Meestal heb ik een boek snel door.
Is het spannend, is het meer dan spannend, is het niet eens een beetje spannend, erger ik me gek aan het taalgebruik, is het gewichtigdoenerig zonder inhoud, is het te moeilijk voor een simpele ziel als ik.
Als globale indeling.
De afgelopen week had The Host van Stephenie Meyer me lelijk te pakken.
Ik kocht het boek omdat het S-F was. Dat las ik vroeger graag. En de korte samenvatting was intrigerend: een Soul, the Wanderer geheten, wordt ingebracht in het lichaam van het meisje Melanie. Maar de ziel van Melanie laat zich niet verdringen en ‘samen’ gaan ze op zoek naar de man Jared waarop Melanie verliefd is en de jongen Jamie, Melanies broertje. Ze vinden ze. Waarna er verwarring ontstaat. Verwarring in Melanie/the Wanderer (de mensen noemen haar Wanda). Omdat ook Wanderer/Wanda verliefd wordt op Jared. Door die met elkaar verstrengelde zielen.
Terwijl de gemeenschap (soort Amish) haar afwijst maar sommigen ervan ook niet en na een tijdje wint ze een hoop hearts and minds. Dit na eindeloos veel gedóe.

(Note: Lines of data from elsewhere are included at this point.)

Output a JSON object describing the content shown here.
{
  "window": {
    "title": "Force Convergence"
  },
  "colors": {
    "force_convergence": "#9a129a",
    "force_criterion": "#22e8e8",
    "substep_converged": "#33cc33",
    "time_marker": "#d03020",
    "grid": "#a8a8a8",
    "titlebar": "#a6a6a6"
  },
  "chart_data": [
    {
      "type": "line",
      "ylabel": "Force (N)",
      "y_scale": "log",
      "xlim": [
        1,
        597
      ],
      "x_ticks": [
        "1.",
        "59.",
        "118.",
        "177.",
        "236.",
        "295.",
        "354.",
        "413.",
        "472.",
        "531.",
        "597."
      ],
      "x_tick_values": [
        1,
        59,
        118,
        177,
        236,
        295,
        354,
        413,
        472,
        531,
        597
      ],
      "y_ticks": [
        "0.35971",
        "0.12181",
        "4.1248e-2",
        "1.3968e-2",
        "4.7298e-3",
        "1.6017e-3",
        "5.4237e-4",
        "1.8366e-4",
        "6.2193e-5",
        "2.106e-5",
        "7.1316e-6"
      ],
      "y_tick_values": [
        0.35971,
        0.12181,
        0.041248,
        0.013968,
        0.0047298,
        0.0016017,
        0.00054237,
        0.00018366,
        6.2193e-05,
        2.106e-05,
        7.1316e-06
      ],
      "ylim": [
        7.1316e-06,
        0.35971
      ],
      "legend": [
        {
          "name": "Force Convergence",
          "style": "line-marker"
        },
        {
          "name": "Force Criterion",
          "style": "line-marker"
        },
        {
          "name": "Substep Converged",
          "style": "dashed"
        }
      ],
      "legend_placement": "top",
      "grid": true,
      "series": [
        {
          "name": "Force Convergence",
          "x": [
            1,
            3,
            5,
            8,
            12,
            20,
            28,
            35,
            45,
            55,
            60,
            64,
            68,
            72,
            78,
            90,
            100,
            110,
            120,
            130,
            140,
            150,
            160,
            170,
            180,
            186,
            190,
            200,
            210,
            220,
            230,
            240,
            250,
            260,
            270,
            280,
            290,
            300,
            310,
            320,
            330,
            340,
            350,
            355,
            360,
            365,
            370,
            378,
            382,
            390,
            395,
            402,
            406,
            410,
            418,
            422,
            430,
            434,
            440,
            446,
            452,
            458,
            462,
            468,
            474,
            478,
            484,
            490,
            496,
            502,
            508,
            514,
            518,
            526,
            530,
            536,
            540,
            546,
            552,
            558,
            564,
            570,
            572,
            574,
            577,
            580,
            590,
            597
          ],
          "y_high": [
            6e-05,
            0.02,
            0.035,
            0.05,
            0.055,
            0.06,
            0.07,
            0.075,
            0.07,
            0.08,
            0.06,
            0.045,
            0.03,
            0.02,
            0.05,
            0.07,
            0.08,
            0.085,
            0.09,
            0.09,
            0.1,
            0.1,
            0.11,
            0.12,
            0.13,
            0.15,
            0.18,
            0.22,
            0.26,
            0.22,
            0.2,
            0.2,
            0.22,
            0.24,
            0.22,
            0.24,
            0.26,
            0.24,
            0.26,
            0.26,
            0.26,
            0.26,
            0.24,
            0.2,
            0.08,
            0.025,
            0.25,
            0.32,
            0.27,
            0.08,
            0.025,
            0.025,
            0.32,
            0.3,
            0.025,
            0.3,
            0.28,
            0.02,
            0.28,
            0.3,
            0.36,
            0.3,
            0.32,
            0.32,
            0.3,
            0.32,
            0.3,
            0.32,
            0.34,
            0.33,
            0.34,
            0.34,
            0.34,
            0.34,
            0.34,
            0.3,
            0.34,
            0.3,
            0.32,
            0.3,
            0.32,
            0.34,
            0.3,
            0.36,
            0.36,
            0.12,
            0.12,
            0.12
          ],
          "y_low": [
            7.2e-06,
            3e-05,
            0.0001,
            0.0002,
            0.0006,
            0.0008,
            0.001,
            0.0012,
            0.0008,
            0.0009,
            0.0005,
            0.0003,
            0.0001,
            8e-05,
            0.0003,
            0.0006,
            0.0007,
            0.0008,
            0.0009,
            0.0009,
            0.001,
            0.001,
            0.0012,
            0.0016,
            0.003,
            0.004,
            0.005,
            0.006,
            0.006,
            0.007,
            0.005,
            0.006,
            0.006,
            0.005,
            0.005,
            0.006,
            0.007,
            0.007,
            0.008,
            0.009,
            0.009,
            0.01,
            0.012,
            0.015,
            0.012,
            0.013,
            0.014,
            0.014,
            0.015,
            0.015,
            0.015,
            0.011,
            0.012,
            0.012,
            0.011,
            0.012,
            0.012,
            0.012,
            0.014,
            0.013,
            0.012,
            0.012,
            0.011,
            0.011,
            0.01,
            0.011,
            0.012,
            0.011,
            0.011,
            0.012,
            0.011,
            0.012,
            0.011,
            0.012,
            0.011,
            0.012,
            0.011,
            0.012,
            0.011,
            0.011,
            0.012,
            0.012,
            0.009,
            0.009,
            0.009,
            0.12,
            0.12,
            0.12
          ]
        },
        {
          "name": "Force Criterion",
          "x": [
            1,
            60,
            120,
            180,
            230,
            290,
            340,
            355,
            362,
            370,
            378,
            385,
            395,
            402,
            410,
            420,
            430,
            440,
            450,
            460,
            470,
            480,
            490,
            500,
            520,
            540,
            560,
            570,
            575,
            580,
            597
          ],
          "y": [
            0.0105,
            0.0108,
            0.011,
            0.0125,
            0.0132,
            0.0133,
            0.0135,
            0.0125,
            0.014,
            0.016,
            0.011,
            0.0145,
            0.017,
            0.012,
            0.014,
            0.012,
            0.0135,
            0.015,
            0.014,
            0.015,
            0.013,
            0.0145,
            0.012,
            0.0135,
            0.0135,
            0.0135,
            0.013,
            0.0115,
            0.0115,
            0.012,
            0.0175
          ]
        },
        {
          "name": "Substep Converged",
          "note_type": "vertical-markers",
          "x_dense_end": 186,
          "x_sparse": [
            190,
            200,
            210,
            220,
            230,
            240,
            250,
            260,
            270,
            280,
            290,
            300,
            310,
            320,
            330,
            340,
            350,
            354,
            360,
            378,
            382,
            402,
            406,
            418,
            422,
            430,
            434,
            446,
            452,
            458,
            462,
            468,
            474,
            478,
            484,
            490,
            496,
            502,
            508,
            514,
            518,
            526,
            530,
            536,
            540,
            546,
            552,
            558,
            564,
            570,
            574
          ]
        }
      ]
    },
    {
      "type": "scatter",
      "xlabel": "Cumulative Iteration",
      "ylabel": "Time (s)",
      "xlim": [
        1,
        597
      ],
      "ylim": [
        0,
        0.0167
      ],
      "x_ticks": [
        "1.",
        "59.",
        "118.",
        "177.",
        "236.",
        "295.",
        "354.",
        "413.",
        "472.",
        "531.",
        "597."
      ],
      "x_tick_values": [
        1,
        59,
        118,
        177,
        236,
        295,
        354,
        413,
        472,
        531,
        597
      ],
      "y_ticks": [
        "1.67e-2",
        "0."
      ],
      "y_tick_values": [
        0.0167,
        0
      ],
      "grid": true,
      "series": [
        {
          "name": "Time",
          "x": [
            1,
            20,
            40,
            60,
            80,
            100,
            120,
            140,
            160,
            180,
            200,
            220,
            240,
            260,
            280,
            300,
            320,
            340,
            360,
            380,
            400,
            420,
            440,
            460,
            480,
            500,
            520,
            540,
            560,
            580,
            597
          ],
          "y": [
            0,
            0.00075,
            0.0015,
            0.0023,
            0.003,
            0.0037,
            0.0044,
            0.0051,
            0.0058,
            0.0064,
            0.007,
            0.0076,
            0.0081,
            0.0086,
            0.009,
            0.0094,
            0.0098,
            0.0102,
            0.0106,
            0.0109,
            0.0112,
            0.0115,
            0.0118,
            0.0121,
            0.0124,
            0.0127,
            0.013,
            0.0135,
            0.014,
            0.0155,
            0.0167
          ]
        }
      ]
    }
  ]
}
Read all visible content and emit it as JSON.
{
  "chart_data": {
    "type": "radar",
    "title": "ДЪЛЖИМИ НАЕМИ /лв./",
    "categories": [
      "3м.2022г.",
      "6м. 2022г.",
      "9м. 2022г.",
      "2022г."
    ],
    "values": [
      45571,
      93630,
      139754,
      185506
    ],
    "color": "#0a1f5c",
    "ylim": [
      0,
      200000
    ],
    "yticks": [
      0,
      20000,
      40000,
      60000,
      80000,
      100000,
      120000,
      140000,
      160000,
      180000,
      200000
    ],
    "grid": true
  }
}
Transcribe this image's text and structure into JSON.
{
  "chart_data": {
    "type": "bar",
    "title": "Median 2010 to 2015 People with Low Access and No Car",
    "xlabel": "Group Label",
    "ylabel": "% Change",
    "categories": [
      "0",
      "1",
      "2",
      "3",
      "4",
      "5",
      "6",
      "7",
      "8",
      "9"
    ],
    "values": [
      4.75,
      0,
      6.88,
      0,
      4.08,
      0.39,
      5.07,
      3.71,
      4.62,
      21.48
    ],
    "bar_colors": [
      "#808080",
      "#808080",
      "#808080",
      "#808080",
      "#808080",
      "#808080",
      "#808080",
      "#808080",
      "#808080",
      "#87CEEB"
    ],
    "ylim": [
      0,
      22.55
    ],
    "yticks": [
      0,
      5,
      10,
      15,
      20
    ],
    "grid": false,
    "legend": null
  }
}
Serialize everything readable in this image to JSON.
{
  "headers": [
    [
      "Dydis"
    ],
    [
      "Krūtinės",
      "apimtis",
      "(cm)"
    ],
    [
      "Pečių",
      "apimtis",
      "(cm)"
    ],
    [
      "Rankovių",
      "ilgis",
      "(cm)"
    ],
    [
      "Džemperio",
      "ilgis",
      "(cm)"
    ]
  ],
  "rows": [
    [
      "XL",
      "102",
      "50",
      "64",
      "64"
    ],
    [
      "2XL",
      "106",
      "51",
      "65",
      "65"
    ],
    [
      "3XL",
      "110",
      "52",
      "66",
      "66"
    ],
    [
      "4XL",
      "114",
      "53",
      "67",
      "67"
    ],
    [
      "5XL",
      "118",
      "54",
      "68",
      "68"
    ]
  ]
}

Ik heb me wat af-gehuild. Wát een mooi boek. Wát een ontroerend boek. Ik leefde zó mee met Wanda! Zó zelfs dat ik pas na een paar honderd bladzijden door had dat ik op een wat goedkope manier een boeketboekje in was gekacheld.
Want wat gebeurde er eigenlijk bitter weinig in The Host. Weinig actie. En ook de karakters ontwikkelden zich amper.
Toen ik het eenmaal door had voelde ik me bedrogen – en dóm.
Omdat ik het pas ver over de helft in de gaten had. En ik tot dat moment hartgrondig heb zitten snikken.